When asked about Donald Trump’s dumpster fire of a Q&A at the conference of Black journalists today, JD Vance’s first reaction was, “I thought it was hysterical,” because we all saw how many people on stage, in the audience, and later in news outlets were laughing their butts off. Har har. Vance must crack up reading Project 2025, which is hysterical, in the other sense of the word meaning maniacal and deranged.
The fake hillbilly butthole said the media was “overreacting”—only because a presidential candidate dropped a lot of racist tropes about “being late” and incompetent, called the questioners “nasty” and “rude,” and then turned his bigoted piehole on VP Harris, first getting into a linguistic spat over “DEI” and then questioning her Blackness: “she made a turn.

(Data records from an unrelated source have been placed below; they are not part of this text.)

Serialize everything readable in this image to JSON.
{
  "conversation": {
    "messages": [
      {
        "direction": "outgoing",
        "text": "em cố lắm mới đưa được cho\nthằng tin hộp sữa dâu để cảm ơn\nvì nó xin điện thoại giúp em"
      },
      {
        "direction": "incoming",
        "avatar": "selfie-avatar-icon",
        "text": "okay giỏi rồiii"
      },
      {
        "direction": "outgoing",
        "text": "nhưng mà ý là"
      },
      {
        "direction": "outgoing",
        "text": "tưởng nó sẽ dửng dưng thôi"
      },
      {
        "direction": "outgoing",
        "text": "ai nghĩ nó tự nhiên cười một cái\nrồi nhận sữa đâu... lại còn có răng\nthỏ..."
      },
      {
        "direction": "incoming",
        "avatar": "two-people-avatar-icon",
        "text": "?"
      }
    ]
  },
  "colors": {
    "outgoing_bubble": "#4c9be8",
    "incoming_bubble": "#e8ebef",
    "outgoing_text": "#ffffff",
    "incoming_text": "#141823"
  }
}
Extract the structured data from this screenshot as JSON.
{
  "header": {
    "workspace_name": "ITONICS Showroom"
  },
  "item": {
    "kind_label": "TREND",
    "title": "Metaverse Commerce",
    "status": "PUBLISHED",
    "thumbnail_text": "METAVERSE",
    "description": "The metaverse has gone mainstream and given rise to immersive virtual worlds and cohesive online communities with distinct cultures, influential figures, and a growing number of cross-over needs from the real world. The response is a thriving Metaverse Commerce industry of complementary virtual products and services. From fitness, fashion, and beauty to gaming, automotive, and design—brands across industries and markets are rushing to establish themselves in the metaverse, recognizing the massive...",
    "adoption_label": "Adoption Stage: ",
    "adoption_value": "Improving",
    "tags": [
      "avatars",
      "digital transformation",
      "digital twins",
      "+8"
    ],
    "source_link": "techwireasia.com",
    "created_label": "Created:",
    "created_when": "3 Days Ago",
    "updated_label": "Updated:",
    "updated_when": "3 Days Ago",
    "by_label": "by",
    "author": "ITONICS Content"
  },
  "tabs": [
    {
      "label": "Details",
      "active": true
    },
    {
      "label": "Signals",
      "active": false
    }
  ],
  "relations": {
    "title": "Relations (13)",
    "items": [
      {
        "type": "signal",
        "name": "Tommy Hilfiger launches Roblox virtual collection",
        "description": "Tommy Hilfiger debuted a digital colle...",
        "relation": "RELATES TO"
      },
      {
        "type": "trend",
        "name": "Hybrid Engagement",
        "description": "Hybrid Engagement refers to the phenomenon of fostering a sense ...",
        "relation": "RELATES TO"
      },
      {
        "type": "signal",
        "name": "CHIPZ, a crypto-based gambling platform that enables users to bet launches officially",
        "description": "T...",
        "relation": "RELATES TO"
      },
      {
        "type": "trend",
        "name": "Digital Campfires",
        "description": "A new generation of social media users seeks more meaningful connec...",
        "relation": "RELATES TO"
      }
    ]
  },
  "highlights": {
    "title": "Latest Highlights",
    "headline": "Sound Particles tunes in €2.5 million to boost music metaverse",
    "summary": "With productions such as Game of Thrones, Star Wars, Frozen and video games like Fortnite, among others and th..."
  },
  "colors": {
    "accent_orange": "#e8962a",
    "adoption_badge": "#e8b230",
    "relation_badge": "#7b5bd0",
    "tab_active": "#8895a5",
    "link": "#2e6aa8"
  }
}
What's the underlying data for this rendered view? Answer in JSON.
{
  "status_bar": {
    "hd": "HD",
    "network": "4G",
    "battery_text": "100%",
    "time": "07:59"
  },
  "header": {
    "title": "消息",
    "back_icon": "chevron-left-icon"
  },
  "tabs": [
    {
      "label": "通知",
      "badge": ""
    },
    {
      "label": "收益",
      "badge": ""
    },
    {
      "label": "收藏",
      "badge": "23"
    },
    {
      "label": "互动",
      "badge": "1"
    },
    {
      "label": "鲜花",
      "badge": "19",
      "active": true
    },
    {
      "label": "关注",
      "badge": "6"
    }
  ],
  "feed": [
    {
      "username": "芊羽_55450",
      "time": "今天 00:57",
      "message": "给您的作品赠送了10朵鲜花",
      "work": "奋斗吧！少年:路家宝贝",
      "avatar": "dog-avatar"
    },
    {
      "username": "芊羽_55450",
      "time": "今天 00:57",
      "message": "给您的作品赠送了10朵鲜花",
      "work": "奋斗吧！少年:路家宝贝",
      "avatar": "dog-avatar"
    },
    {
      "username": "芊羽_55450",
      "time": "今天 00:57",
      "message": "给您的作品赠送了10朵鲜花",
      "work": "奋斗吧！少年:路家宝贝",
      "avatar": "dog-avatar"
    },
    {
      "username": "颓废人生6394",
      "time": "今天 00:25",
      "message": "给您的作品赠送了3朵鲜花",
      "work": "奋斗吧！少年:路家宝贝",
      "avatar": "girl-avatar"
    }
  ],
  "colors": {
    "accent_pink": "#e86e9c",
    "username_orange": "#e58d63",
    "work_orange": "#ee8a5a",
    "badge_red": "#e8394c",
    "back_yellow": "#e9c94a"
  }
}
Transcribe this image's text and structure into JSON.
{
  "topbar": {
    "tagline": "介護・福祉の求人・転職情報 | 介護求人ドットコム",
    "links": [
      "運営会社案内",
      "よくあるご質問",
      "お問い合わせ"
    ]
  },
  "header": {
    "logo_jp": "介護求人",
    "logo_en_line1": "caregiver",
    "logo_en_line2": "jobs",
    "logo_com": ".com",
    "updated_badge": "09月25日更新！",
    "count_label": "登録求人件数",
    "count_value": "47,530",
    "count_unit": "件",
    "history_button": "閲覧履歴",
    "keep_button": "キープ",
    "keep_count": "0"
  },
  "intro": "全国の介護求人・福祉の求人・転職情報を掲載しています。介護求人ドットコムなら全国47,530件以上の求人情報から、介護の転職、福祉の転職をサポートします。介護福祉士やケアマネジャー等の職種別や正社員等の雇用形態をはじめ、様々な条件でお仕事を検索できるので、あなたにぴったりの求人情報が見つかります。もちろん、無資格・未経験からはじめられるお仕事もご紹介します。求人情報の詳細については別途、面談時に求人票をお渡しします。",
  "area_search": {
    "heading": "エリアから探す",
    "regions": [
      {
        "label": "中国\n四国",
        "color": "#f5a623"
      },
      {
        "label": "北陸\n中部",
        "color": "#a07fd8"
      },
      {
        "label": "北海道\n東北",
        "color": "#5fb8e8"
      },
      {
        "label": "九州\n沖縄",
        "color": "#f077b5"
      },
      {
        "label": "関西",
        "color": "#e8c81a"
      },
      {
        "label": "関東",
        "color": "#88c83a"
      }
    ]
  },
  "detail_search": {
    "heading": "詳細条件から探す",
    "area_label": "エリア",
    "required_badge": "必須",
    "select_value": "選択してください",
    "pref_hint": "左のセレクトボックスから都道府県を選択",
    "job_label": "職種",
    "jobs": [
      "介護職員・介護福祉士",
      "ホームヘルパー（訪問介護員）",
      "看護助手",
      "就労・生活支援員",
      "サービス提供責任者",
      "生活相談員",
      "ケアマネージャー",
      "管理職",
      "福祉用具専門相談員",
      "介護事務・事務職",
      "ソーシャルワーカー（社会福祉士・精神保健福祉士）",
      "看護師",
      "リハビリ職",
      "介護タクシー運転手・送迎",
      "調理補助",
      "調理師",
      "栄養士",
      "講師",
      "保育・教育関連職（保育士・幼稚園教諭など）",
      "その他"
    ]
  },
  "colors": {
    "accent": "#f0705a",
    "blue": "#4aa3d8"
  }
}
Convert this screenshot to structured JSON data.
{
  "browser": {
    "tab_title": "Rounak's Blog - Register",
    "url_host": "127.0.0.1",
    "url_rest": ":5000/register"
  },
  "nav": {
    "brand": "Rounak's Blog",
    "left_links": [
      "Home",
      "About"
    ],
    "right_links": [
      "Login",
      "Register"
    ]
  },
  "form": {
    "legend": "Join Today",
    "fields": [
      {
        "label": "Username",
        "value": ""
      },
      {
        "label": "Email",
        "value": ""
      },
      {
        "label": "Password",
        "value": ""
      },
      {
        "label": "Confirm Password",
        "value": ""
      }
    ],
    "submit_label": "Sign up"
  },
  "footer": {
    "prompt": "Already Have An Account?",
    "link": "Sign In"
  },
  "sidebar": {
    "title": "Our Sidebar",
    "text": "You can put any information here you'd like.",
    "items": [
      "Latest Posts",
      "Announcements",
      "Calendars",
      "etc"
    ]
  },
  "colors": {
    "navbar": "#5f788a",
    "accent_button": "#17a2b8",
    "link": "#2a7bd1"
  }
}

And she became a Black person.” Vance explained that away by saying Trump was just “point[ing] out the fundamental chameleon-like nature of Kamala Harris." Sure, that’s what it was, just like Boy George singing “Kamala Chameleon.”
Then Vance turned to substance:
“He actually goes into hostile audiences, he answers tough questions, he pushes back against them, but he actually answers them.”
No, no, no! He did not “push back against” tough questions. He pushed down, like he always does. He bitched, he played victim (“You invited me on under false pretense”), he lied about his record, and he attacked, avoided, and accused from the beginning. The first question he did not answer, after Rachel Scott recited a list of Trump’s racist comments, was, “[W]hy should Black voters trust you after you have used language like that?” He did not answer that, Vance! He had an opportunity to score points, but instead he pivoted to attacking the question as “horrible” and of course “nasty,” but at no time did he answer why Black voters should trust him—he demonstrated the opposite.
I supposed he thought he was answering the question by saying he’s been the best president for Blacks since Abraham Lincoln, a bullshit lie he’s been saying for years. Naturally, he ignored a followup asking if he was really better than LBJ, who signed the Civil Rights Act and Voting Rights Act—policies Trump’s Supreme Court has been gutting.
Oh JD, one question he did answer was whether the VP selection really mattered:
I think this is well documented historically, the vice president, in terms of the election, does not have any impact. No impact.
Ouch! There’s a vote of confidence, Mr. No Impact. Trump’s wrong again: In this election the VP selection will have an impact, just not the one Trump expected, and Vance’s comments tonight illustrate why. Hysterical, eh, JD?